‘O miracolo è finito per il Napoli. Dalla possibilità ghiotta di aprire un ciclo vincente, alla distruzione totale di un progetto. La parola d’ordine che ora si ripete come una cantilena stonata dalle parti di Castelvolturno è: rifondazione.
Siamo solo a fine febbraio e il Napoli è fuori da tutto. La rincorsa Champions, se non si aprirà alla quinta squadra italiana l’anno prossimo, sembra davvero impossibile guardando i numeri impietosi di una squadra completamente smembrata nella testa e nel gioco. Neppure il terzo allenatore del post Spalletti, Ciccio Calzona, è riuscito a mettere le cose a posto. De Laurentiis pensava di poter affidare il Napoli a tizio, caio e sempronio per vincere ancora.
La gestione societaria è stata a dir poco fallimentare, incapace di programmare un ciclo vincente dopo lo scudetto. Ma le scuse campate in aria nella conferenza fiume di De Laurentiis non bastano, ci vuole una sana autocritica, anche perché il male se lo sta facendo da solo il patron. Siamo d’accordo che la squadra non gioca più da squadra e che forse Spalletti con Giuntoli rappresentavano la guida in campo, fuori e dietro la scrivania, ma quello che non ha funzionato, oltre al mercato fallimentare estivo e di riparazione della coppia Meluso-Micheli, è la gestione complessiva degli “scontenti”, alcuni già andati via, altri con il mal di pancia, altri con il broncio.

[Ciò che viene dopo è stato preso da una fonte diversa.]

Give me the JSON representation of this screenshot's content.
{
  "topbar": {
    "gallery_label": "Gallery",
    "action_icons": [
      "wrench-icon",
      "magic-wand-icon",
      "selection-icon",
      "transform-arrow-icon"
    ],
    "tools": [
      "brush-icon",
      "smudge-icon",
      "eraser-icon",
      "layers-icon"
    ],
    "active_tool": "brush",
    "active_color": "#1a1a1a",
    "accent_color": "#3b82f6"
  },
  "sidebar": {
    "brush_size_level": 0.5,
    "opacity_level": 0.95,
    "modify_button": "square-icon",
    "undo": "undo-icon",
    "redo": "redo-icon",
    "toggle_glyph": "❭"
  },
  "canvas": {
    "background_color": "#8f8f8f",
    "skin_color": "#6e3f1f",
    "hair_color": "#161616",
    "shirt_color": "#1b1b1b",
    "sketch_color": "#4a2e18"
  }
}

Che il miracolo Napoli sarebbe finito, lo si è scoperto subito: dal teatrino per il rinnovo e alla gestione di Osimhen, alla scadenza di contratto di Zielinski, passando per l’adeguamento a Kvaratshkelia, all’addio di Elmas, ai rinnovi al ribasso per gli altri campioni d’Italia in carica. Ora fa quasi comodo prendersela con Juan Jesus per l’errore finale contro il Cagliari o per i gol mancati da Politano e Simeone. Ok, sono situazioni che si possono vedere su campi di categorie inferiori alla serie A, ma ci rendiamo conto che Juan Jesus, tra l’altro preso in prestito all’ultimo momento tre stagioni fa per fare l’alternativa a Mario Rui a sinistra ed ora sta facendo il titolare in Champions e in campionato, quando l’anno scorso lui come Ostigard erano riserve di lusso di Kim e Rrhamani?

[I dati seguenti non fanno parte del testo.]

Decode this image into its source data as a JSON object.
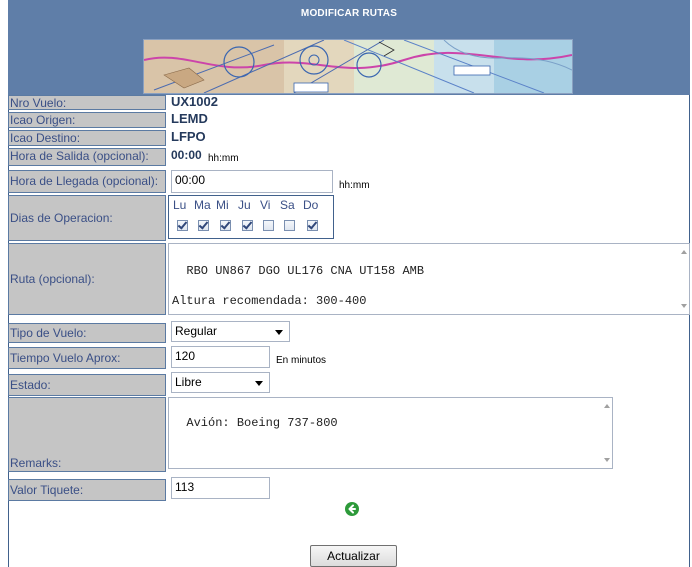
{
  "page": {
    "title": "MODIFICAR RUTAS"
  },
  "fields": {
    "nro_vuelo": {
      "label": "Nro Vuelo:",
      "value": "UX1002"
    },
    "icao_origen": {
      "label": "Icao Origen:",
      "value": "LEMD"
    },
    "icao_destino": {
      "label": "Icao Destino:",
      "value": "LFPO"
    },
    "hora_salida": {
      "label": "Hora de Salida (opcional):",
      "value": "00:00",
      "unit": "hh:mm"
    },
    "hora_llegada": {
      "label": "Hora de Llegada (opcional):",
      "value": "00:00",
      "unit": "hh:mm"
    },
    "dias": {
      "label": "Dias de Operacion:",
      "days": [
        {
          "label": "Lu",
          "checked": true
        },
        {
          "label": "Ma",
          "checked": true
        },
        {
          "label": "Mi",
          "checked": true
        },
        {
          "label": "Ju",
          "checked": true
        },
        {
          "label": "Vi",
          "checked": false
        },
        {
          "label": "Sa",
          "checked": false
        },
        {
          "label": "Do",
          "checked": true
        }
      ]
    },
    "ruta": {
      "label": "Ruta (opcional):",
      "value": "RBO UN867 DGO UL176 CNA UT158 AMB\n\nAltura recomendada: 300-400"
    },
    "tipo_vuelo": {
      "label": "Tipo de Vuelo:",
      "value": "Regular"
    },
    "tiempo_vuelo": {
      "label": "Tiempo Vuelo Aprox:",
      "value": "120",
      "unit": "En minutos"
    },
    "estado": {
      "label": "Estado:",
      "value": "Libre"
    },
    "remarks": {
      "label": "Remarks:",
      "value": "Avión: Boeing 737-800"
    },
    "valor_tiquete": {
      "label": "Valor Tiquete:",
      "value": "113"
    }
  },
  "actions": {
    "submit": "Actualizar",
    "back_icon": "back-arrow-icon"
  },
  "colors": {
    "header": "#5f7ea8",
    "label_bg": "#c5c5c5",
    "border": "#41618c",
    "back_icon": "#2d9a3a"
  }
}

De Laurentiis pensava che affidando (dopo i disastri tattici di Garcia e Mazzarri) a Calzona il Napoli, che lui stesso ha disintegrato con le sue stesse mani, potesse d’incanto venir fuori da una situazione difficile che dimostra ancor di più che Spalletti era il valore aggiunto di una squadra da cui si è tirato fuori il massimo in una stagione memorabile da extraterrestri capaci di dominare la scena in Italia e in Europa.

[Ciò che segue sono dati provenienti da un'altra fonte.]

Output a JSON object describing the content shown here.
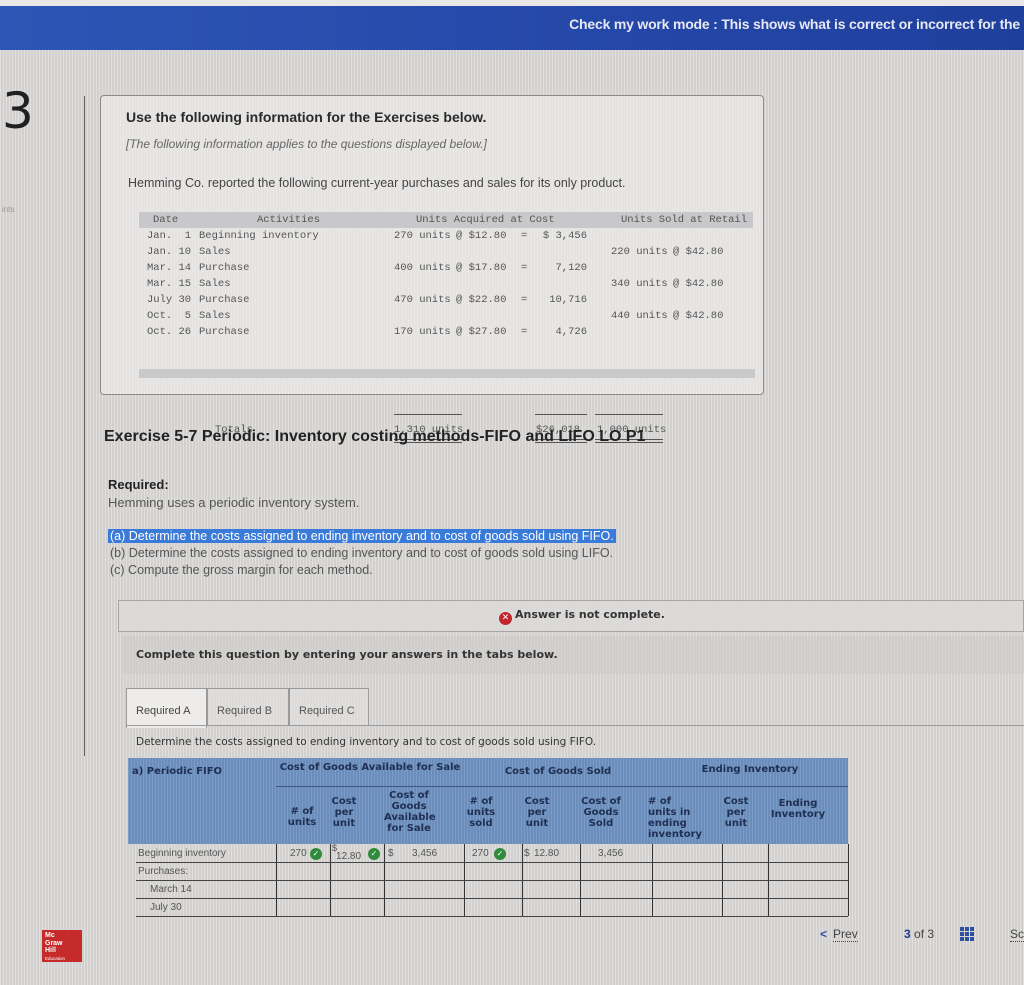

Bastava dire durante la sosta mondiale a Spalletti: “Lucio, stai facendo la storia, firma qui il rinnovo”. E la storia sarebbe cambiata e forse il Napoli avrebbe avuto la possibilità di aprire un ciclo, magari no, ma certamente avrebbe mantenuto una competitività. Che De Laurentiis mediti, insieme a tutti quelli che hanno appoggiato la sue scelte distruttive. Il cinema, ancora una volta non è il calcio e non lo sarà mai in termini gestionali. De Laurentiis ha riportato lo scudetto, ma non da solo, le prove ora sono più che schiaccianti. Serve competenza, non bastano i solo i conti a posto.